General characteristics
- Tons burthen: 210, or 241 (bm)
- Complement: 15
- Armament: 1797:2 × 9-pounder + 4 × 6-pounder guns; 1797:10 × 6-pounder guns;

= Roe (1797 ship) =

Roe was launched in France in 1787, almost certainly under another name. She was taken in prize and became a Liverpool-based slave ship in the triangular trade of enslaved people. The French captured her in 1798, as she was on her way home after she had delivered captives to Demerara.

==Career==
Roe first appeared in Lloyd's Register (LR), in 1797, with Carlisle, master, John Shaw, owner, and trade Liverpool–Africa.

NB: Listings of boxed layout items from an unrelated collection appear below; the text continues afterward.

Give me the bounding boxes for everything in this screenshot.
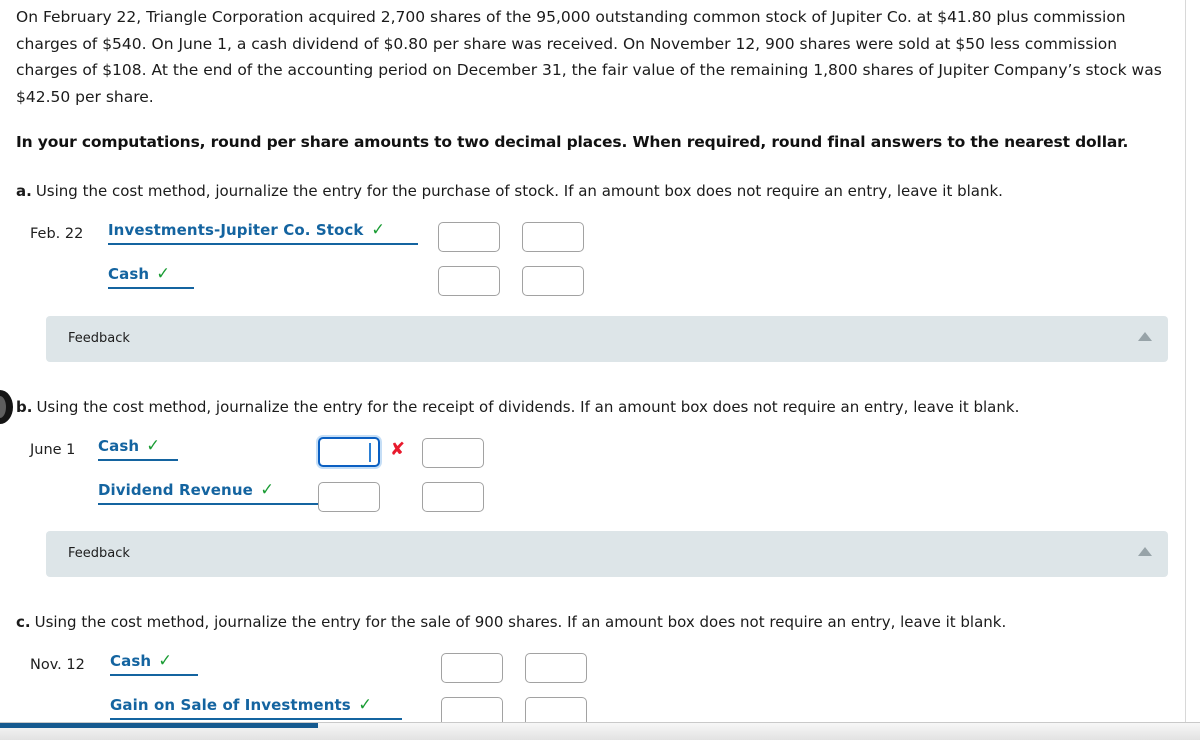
account-label: Cash (110, 652, 152, 670)
credit-input[interactable] (525, 653, 587, 683)
account-label: Cash (108, 265, 150, 283)
account-label: Gain on Sale of Investments (110, 696, 351, 714)
credit-input[interactable] (522, 222, 584, 252)
exercise-page: On February 22, Triangle Corporation acq… (0, 0, 1186, 722)
debit-input[interactable] (438, 266, 500, 296)
feedback-label: Feedback (68, 331, 130, 346)
question-b: b. Using the cost method, journalize the … (16, 396, 1019, 418)
question-a: a. Using the cost method, journalize the … (16, 180, 1003, 202)
rounding-instructions: In your computations, round per share am… (16, 133, 1129, 151)
credit-input[interactable] (422, 482, 484, 512)
feedback-panel-a[interactable]: Feedback (46, 316, 1168, 362)
question-b-letter: b. (16, 398, 33, 416)
problem-statement: On February 22, Triangle Corporation acq… (16, 8, 1162, 106)
correct-check-icon: ✓ (158, 651, 173, 671)
account-select-cash[interactable]: Cash ✓ (110, 651, 198, 676)
question-b-prompt: Using the cost method, journalize the en… (36, 398, 1020, 416)
account-select-cash[interactable]: Cash ✓ (98, 436, 178, 461)
collapse-caret-icon[interactable] (1138, 547, 1152, 556)
credit-input[interactable] (422, 438, 484, 468)
correct-check-icon: ✓ (146, 436, 161, 456)
question-c-prompt: Using the cost method, journalize the en… (34, 613, 1007, 631)
incorrect-x-icon: ✘ (390, 439, 406, 460)
text-caret (369, 443, 371, 462)
entry-date: Nov. 12 (30, 657, 85, 673)
feedback-label: Feedback (68, 546, 130, 561)
feedback-panel-b[interactable]: Feedback (46, 531, 1168, 577)
account-label: Cash (98, 437, 140, 455)
credit-input[interactable] (525, 697, 587, 722)
account-label: Investments-Jupiter Co. Stock (108, 221, 364, 239)
entry-date: Feb. 22 (30, 226, 84, 242)
question-a-letter: a. (16, 182, 32, 200)
correct-check-icon: ✓ (156, 264, 171, 284)
content-right-divider (1185, 0, 1186, 722)
debit-input[interactable] (441, 697, 503, 722)
correct-check-icon: ✓ (260, 480, 274, 500)
debit-input-focused[interactable] (318, 437, 380, 467)
credit-input[interactable] (522, 266, 584, 296)
debit-input[interactable] (438, 222, 500, 252)
account-label: Dividend Revenue (98, 481, 253, 499)
account-select-dividend-revenue[interactable]: Dividend Revenue ✓ (98, 480, 326, 505)
correct-check-icon: ✓ (370, 220, 385, 240)
account-select-cash[interactable]: Cash ✓ (108, 264, 194, 289)
debit-input[interactable] (441, 653, 503, 683)
account-select-gain-on-sale[interactable]: Gain on Sale of Investments ✓ (110, 695, 402, 720)
collapse-caret-icon[interactable] (1138, 332, 1152, 341)
question-c: c. Using the cost method, journalize the … (16, 611, 1006, 633)
question-a-prompt: Using the cost method, journalize the en… (35, 182, 1003, 200)
debit-input[interactable] (318, 482, 380, 512)
horizontal-scrollbar-thumb[interactable] (0, 723, 318, 728)
question-c-letter: c. (16, 613, 31, 631)
account-select-investments[interactable]: Investments-Jupiter Co. Stock ✓ (108, 220, 418, 245)
correct-check-icon: ✓ (358, 695, 372, 715)
bottom-filler (0, 740, 1200, 746)
entry-date: June 1 (30, 442, 76, 458)
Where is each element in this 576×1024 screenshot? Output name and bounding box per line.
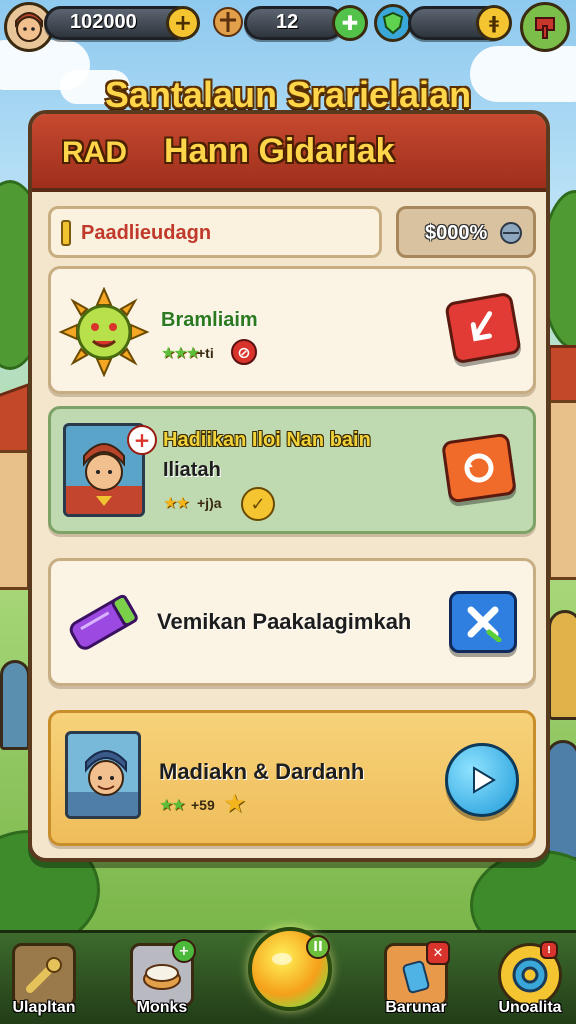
gem-icon [500, 222, 522, 244]
list-item[interactable]: Bramliaim ★★★ +ti ⊘ [48, 266, 536, 394]
row-action-button[interactable] [445, 743, 519, 817]
quest-panel: RAD Hann Gidariak Paadlieudagn $000% Bra… [28, 110, 550, 862]
character-portrait [65, 731, 141, 819]
plus-icon: + [173, 10, 193, 36]
coin-icon: ǂ [489, 12, 499, 34]
header-title: Hann Gidariak [164, 132, 395, 170]
flag-icon [535, 17, 555, 39]
row-title: Hadiikan Iloi Nan bain [163, 429, 371, 451]
nav-label: Barunar [385, 999, 447, 1016]
eraser-icon [69, 594, 138, 650]
pencil-icon [61, 220, 71, 246]
nav-item-map[interactable] [12, 943, 76, 1007]
row-stars: ★★ [159, 795, 186, 814]
percent-label: $000% [425, 222, 488, 244]
nav-label: Monks [136, 999, 188, 1016]
badge-icon: ! [540, 941, 558, 959]
level-value: 12 [276, 11, 299, 33]
list-item[interactable]: Madiakn & Dardanh ★★ +59 ★ [48, 710, 536, 846]
search-field[interactable]: Paadlieudagn [48, 206, 382, 258]
list-item[interactable]: Vemikan Paakalagimkah [48, 558, 536, 686]
avatar-icon [15, 12, 43, 42]
flag-button[interactable] [520, 2, 570, 52]
shield-icon [382, 11, 404, 35]
coin-button[interactable]: ǂ [476, 5, 512, 41]
row-title: Vemikan Paakalagimkah [157, 609, 412, 634]
header-left-label: RAD [62, 136, 127, 169]
shield-button[interactable] [374, 4, 412, 42]
sun-icon [59, 287, 149, 377]
percent-box[interactable]: $000% [396, 206, 536, 258]
star-icon: ★ [223, 789, 247, 819]
top-hud: 102000 + 12 ✚ ǂ [0, 0, 576, 56]
row-stars: ★★ [163, 493, 190, 512]
down-arrow-icon [470, 311, 493, 342]
notification-badge: + [127, 425, 157, 455]
nav-label: Unoalita [498, 999, 562, 1016]
row-action-button[interactable] [441, 432, 517, 504]
add-level-button[interactable]: ✚ [332, 5, 368, 41]
row-title: Madiakn & Dardanh [159, 759, 365, 784]
badge-icon: ✕ [426, 941, 450, 965]
check-icon: ✓ [241, 487, 275, 521]
undo-icon [464, 453, 494, 483]
gift-button[interactable] [208, 2, 248, 42]
badge-icon: + [172, 939, 196, 963]
gift-icon [213, 7, 243, 37]
panel-header: RAD Hann Gidariak [32, 114, 546, 192]
badge-icon: II [306, 935, 330, 959]
row-stat: +59 [191, 797, 215, 813]
add-icon: ✚ [341, 11, 359, 35]
close-icon [467, 606, 502, 642]
row-stars: ★★★ [161, 343, 200, 362]
nav-label: Ulapltan [12, 999, 76, 1016]
bottom-nav: Ulapltan + Monks II ✕ Barunar ! Unoalita [0, 927, 576, 1024]
coins-value: 102000 [70, 11, 137, 33]
play-icon [473, 766, 496, 794]
row-action-button[interactable] [444, 291, 522, 365]
wrench-icon [26, 957, 62, 993]
row-stat: +j)a [197, 495, 222, 511]
search-label: Paadlieudagn [81, 222, 212, 244]
add-coins-button[interactable]: + [166, 6, 200, 40]
row-subtitle: Iliatah [163, 459, 221, 481]
row-action-button[interactable] [449, 591, 517, 653]
cancel-icon: ⊘ [231, 339, 257, 365]
row-stat: +ti [197, 345, 214, 361]
row-title: Bramliaim [161, 309, 258, 331]
list-item[interactable]: + Hadiikan Iloi Nan bain Iliatah ★★ +j)a… [48, 406, 536, 534]
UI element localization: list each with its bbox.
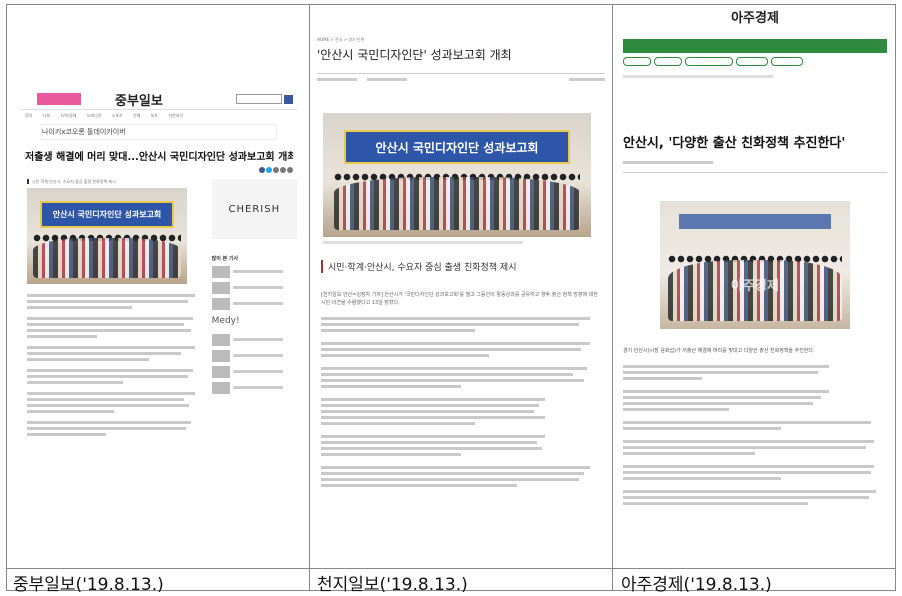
photo-watermark: 아주경제 xyxy=(731,279,779,295)
facebook-icon[interactable] xyxy=(284,94,293,104)
ad-logo xyxy=(37,93,81,105)
share-icons xyxy=(25,167,293,173)
twitter-share-icon[interactable] xyxy=(266,167,272,173)
jungbu-nav: 정치 사회 지역/경제 오피니언 스포츠 연예 포토 지면보기 xyxy=(25,113,293,118)
search-input[interactable] xyxy=(236,94,282,104)
aju-masthead: 아주경제 xyxy=(731,11,779,26)
article-body xyxy=(27,294,202,436)
jungbu-masthead: 중부일보 xyxy=(115,93,163,109)
list-item[interactable] xyxy=(211,282,297,294)
jungbu-headline: 저출생 해결에 머리 맞대...안산시 국민디자인단 성과보고회 개최 xyxy=(25,152,293,163)
jungbu-clipping: 중부일보 정치 사회 지역/경제 오피니언 스포츠 연예 포토 지면보기 나이키… xyxy=(21,89,297,499)
caption-cheonji: 천지일보('19.8.13.) xyxy=(317,575,468,595)
list-item[interactable] xyxy=(211,382,297,394)
byline-row xyxy=(317,78,605,81)
list-item[interactable] xyxy=(211,298,297,310)
nav-item[interactable]: 오피니언 xyxy=(87,113,102,118)
jungbu-sidebar: CHERISH 많이 본 기사 Medy! xyxy=(211,179,297,439)
caption-jungbu: 중부일보('19.8.13.) xyxy=(13,575,164,595)
list-item[interactable] xyxy=(211,266,297,278)
clipping-table: 중부일보 정치 사회 지역/경제 오피니언 스포츠 연예 포토 지면보기 나이키… xyxy=(6,4,896,595)
side-ad2: Medy! xyxy=(211,316,240,326)
ad-text: 나이키x코오롱 툴데이카이버 xyxy=(42,128,126,136)
cheonji-lead: [천지일보 안산=김정자 기자] 안산시가 '국민디자인단 성과보고회'를 열고… xyxy=(321,292,598,306)
article-body xyxy=(623,365,887,505)
cheonji-headline: '안산시 국민디자인단' 성과보고회 개최 xyxy=(317,48,512,62)
photo-caption xyxy=(323,241,523,244)
article-photo: 안산시 국민디자인단 성과보고회 xyxy=(27,188,187,284)
jungbu-ad-strip: 나이키x코오롱 툴데이카이버 xyxy=(41,124,277,140)
jungbu-header: 중부일보 xyxy=(21,89,297,110)
column-divider xyxy=(612,5,613,590)
nav-item[interactable]: 스포츠 xyxy=(112,113,123,118)
aju-nav-bar xyxy=(623,39,887,53)
column-divider xyxy=(309,5,310,590)
nav-item[interactable]: 지면보기 xyxy=(168,113,183,118)
list-item[interactable] xyxy=(211,350,297,362)
aju-headline: 안산시, '다양한 출산 친화정책 추진한다' xyxy=(623,136,846,151)
email-icon[interactable] xyxy=(287,167,293,173)
cheonji-subhead: 시민·학계·안산시, 수요자 중심 출생 친화정책 제시 xyxy=(321,260,605,273)
aju-lead: 경기 안산시(시장 윤화섭)가 저출산 해결에 머리를 맞대고 다양한 출산 친… xyxy=(623,348,815,354)
caption-divider xyxy=(7,568,895,569)
article-photo: 안산시 국민디자인단 성과보고회 xyxy=(323,113,591,237)
nav-item[interactable]: 지역/경제 xyxy=(60,113,76,118)
photo-banner: 안산시 국민디자인단 성과보고회 xyxy=(344,130,570,165)
list-item[interactable] xyxy=(211,334,297,346)
popular-list: Medy! xyxy=(211,266,297,394)
facebook-share-icon[interactable] xyxy=(259,167,265,173)
nav-item[interactable]: 정치 xyxy=(25,113,32,118)
cheonji-clipping: HOME > 전국 > 경기·인천 '안산시 국민디자인단' 성과보고회 개최 … xyxy=(317,35,605,535)
photo-banner: 안산시 국민디자인단 성과보고회 xyxy=(39,201,175,229)
share-icon[interactable] xyxy=(273,167,279,173)
print-icon[interactable] xyxy=(280,167,286,173)
jungbu-article: 시민·학계·안산시, 수요자 중심 출생 친화정책 제시 안산시 국민디자인단 … xyxy=(21,179,202,439)
side-title: 많이 본 기사 xyxy=(211,256,239,262)
photo-banner xyxy=(679,213,831,230)
nav-item[interactable]: 연예 xyxy=(133,113,140,118)
caption-aju: 아주경제('19.8.13.) xyxy=(621,575,772,595)
side-ad: CHERISH xyxy=(211,179,297,239)
aju-clipping: 아주경제 안산시, '다양한 출산 친화정책 추진한다' 아주경제 경기 안산시… xyxy=(619,7,891,565)
list-item[interactable] xyxy=(211,366,297,378)
jungbu-subhead: 시민·학계·안산시, 수요자 중심 출생 친화정책 제시 xyxy=(27,179,202,184)
article-body xyxy=(321,317,601,487)
breadcrumb: HOME > 전국 > 경기·인천 xyxy=(317,37,365,42)
article-photo: 아주경제 xyxy=(660,201,850,329)
nav-item[interactable]: 사회 xyxy=(43,113,50,118)
tag-row xyxy=(623,57,887,66)
nav-item[interactable]: 포토 xyxy=(151,113,158,118)
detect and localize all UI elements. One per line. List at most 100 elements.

Captain Ledwick (or Ludwick) Carlisle acquired a letter of marque on 24 April 1797. He sailed from Liverpool on 11 May 1797, bound for West Africa to acquire captives. In 1797, 104 vessels sailed from British ports to acquire captives; 90 of these vessels sailed from Liverpool.

Roe stopped in Barbados and on 1 March 1798, arrived at Demerara where she landed 394 captives. She had left Liverpool with 30 crew members and she suffered two crew deaths on the voyage.

==Capture==
Lloyd's List (LL) reported on 3 August 1798 that Roe, Carlisle, master, from Demerara to Liverpool, had been captured and taken into Guadeloupe.

In 1798, some 25 British vessels in the triangular trade were lost. At least two were lost on the homeward-bound leg of their voyage. During the period 1793 to 1807, war, rather than maritime hazards or resistance by the captives, was the greatest cause of vessel losses among British enslaving vessels.

In 1801, John Shaw would own a second slave ship named Roe that would make four voyages transporting enslaved people.